When we lift our eyes, we see your churches in disarray. So many congregations in Canada are struggling to keep going as more and more people stay away from them. In this time of church closings, everyone is anxious and is becoming more willing in accepting the death of their beloved churches. They are trying to make peace with death. O Lord, you are the living Creator. You are the One who gives life and raised your Son from the dead. Make us see that in you is life. It is you who continues to pour life into us so that we may walk the way of life that was shown in Christ Jesus our Lord. Bless us to walk as the Easter people who are called to bring life to this world.

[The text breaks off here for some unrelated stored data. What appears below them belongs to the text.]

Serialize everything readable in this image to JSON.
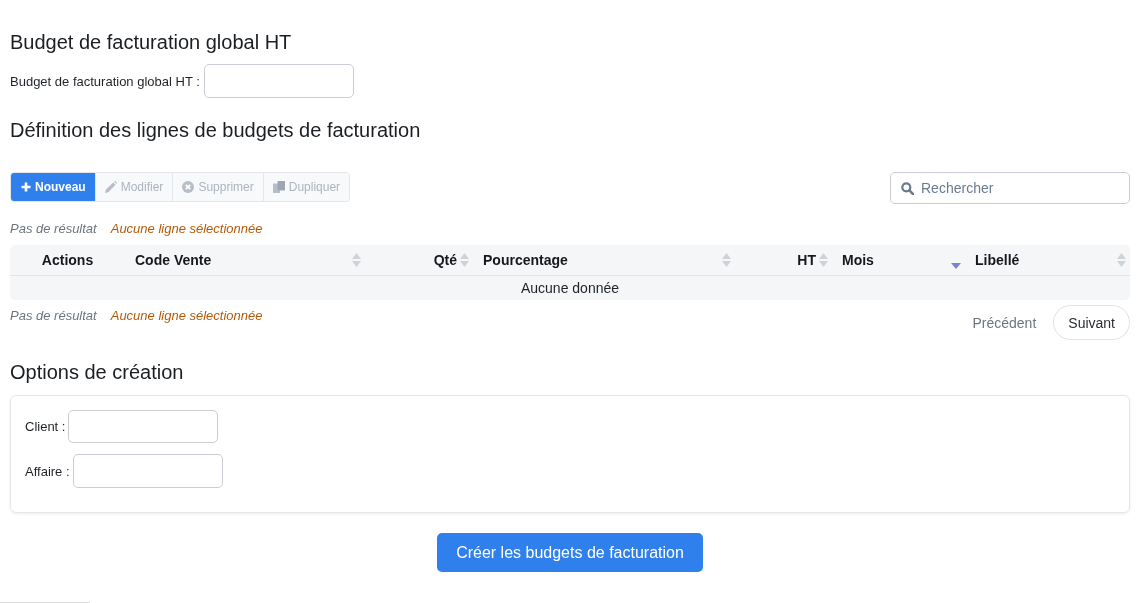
{
  "budget_section": {
    "title": "Budget de facturation global HT",
    "field": {
      "label": "Budget de facturation global HT :"
    }
  },
  "lines_section": {
    "title": "Définition des lignes de budgets de facturation",
    "toolbar": [
      {
        "kind": "new",
        "label": "Nouveau",
        "disabled": false
      },
      {
        "kind": "edit",
        "label": "Modifier",
        "disabled": true
      },
      {
        "kind": "delete",
        "label": "Supprimer",
        "disabled": true
      },
      {
        "kind": "duplicate",
        "label": "Dupliquer",
        "disabled": true
      }
    ],
    "search": {
      "placeholder": "Rechercher"
    },
    "info_top": {
      "result": "Pas de résultat",
      "selection": "Aucune ligne sélectionnée"
    },
    "table": {
      "columns": [
        {
          "label": "Actions",
          "numeric": false,
          "sortable": false,
          "sorted": false
        },
        {
          "label": "Code Vente",
          "numeric": false,
          "sortable": true,
          "sorted": false
        },
        {
          "label": "Qté",
          "numeric": true,
          "sortable": true,
          "sorted": false
        },
        {
          "label": "Pourcentage",
          "numeric": false,
          "sortable": true,
          "sorted": false
        },
        {
          "label": "HT",
          "numeric": true,
          "sortable": true,
          "sorted": false
        },
        {
          "label": "Mois",
          "numeric": false,
          "sortable": true,
          "sorted": true
        },
        {
          "label": "Libellé",
          "numeric": false,
          "sortable": true,
          "sorted": false
        }
      ],
      "empty_message": "Aucune donnée"
    },
    "info_bottom": {
      "result": "Pas de résultat",
      "selection": "Aucune ligne sélectionnée"
    },
    "pagination": [
      {
        "label": "Précédent",
        "disabled": true
      },
      {
        "label": "Suivant",
        "disabled": false
      }
    ]
  },
  "options_section": {
    "title": "Options de création",
    "fields": [
      {
        "label": "Client :"
      },
      {
        "label": "Affaire :"
      }
    ]
  },
  "submit_button": {
    "label": "Créer les budgets de facturation"
  }
}
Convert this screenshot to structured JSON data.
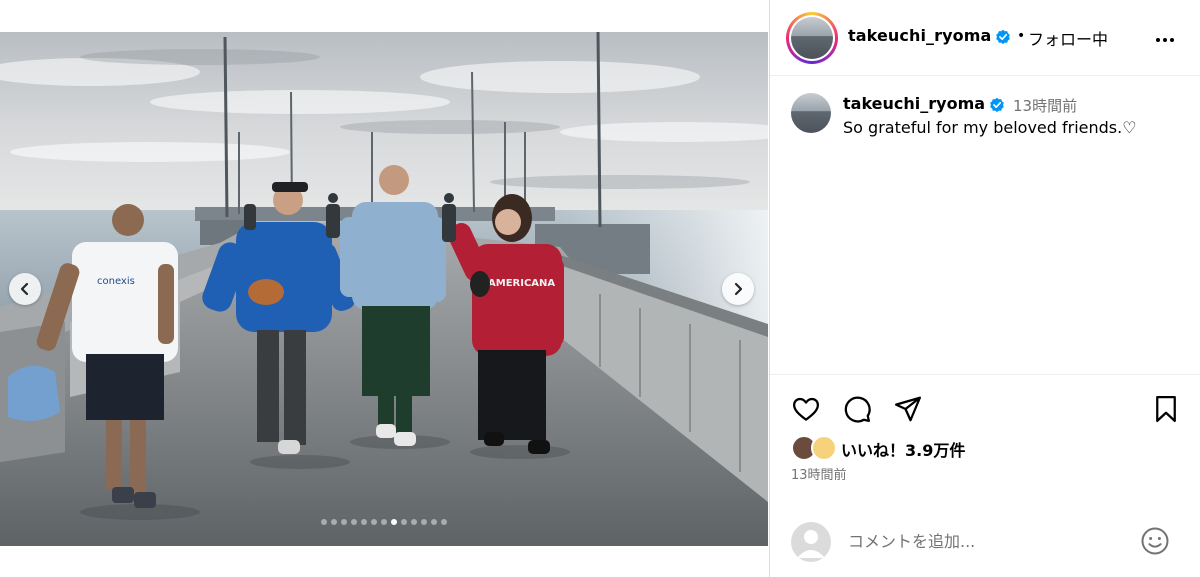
{
  "post": {
    "username": "takeuchi_ryoma",
    "follow_separator": "•",
    "follow_status": "フォロー中",
    "more_icon": "more-horizontal-icon",
    "verified_color": "#0095f6"
  },
  "caption": {
    "username": "takeuchi_ryoma",
    "time": "13時間前",
    "text": "So grateful for my beloved friends.♡"
  },
  "carousel": {
    "total_slides": 13,
    "active_slide": 8,
    "prev_icon": "chevron-left-icon",
    "next_icon": "chevron-right-icon"
  },
  "photo": {
    "shirt_logo": "conexis",
    "sweatshirt_text": "AMERICANA"
  },
  "actions": {
    "icons": [
      "heart-icon",
      "comment-icon",
      "share-icon",
      "bookmark-icon"
    ]
  },
  "likes": {
    "text": "いいね！3.9万件"
  },
  "timestamp": "13時間前",
  "comment": {
    "placeholder": "コメントを追加...",
    "emoji_icon": "smiley-icon"
  }
}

When we lift our eyes, we see a darker future for us. Though we proclaim with our lips your Son as our living Lord, we are more keen on giving up than participating in your ministry with steadfast love for you and for one another. Help us to focus on the message of the risen Lord. Keep us from all these threats of death. Make us know that you are the God of the living, that in you Christ has won the victory over death, and that we do not need to fear death as long as you are with us in all that we do. Gift us the faith so that we may truly be the living presence–the body of living Christ–in all of life.
All these we pray in the name of your Son. Amen.
What shall we offer you, O God? You are the God who provides all things for us. You are self-sufficient and forever loving. Our offerings amount to nothing before your great mercy. Yet, we bring our love to you through these offerings. Be kind and receive our hearts. Know that through these offerings we commit our lives to the work of your hand in this world as you create it in your image.
Bless us in ways that we may serve you always. In the name of Jesus, who rose from the dead so that we may have life, we pray. Amen.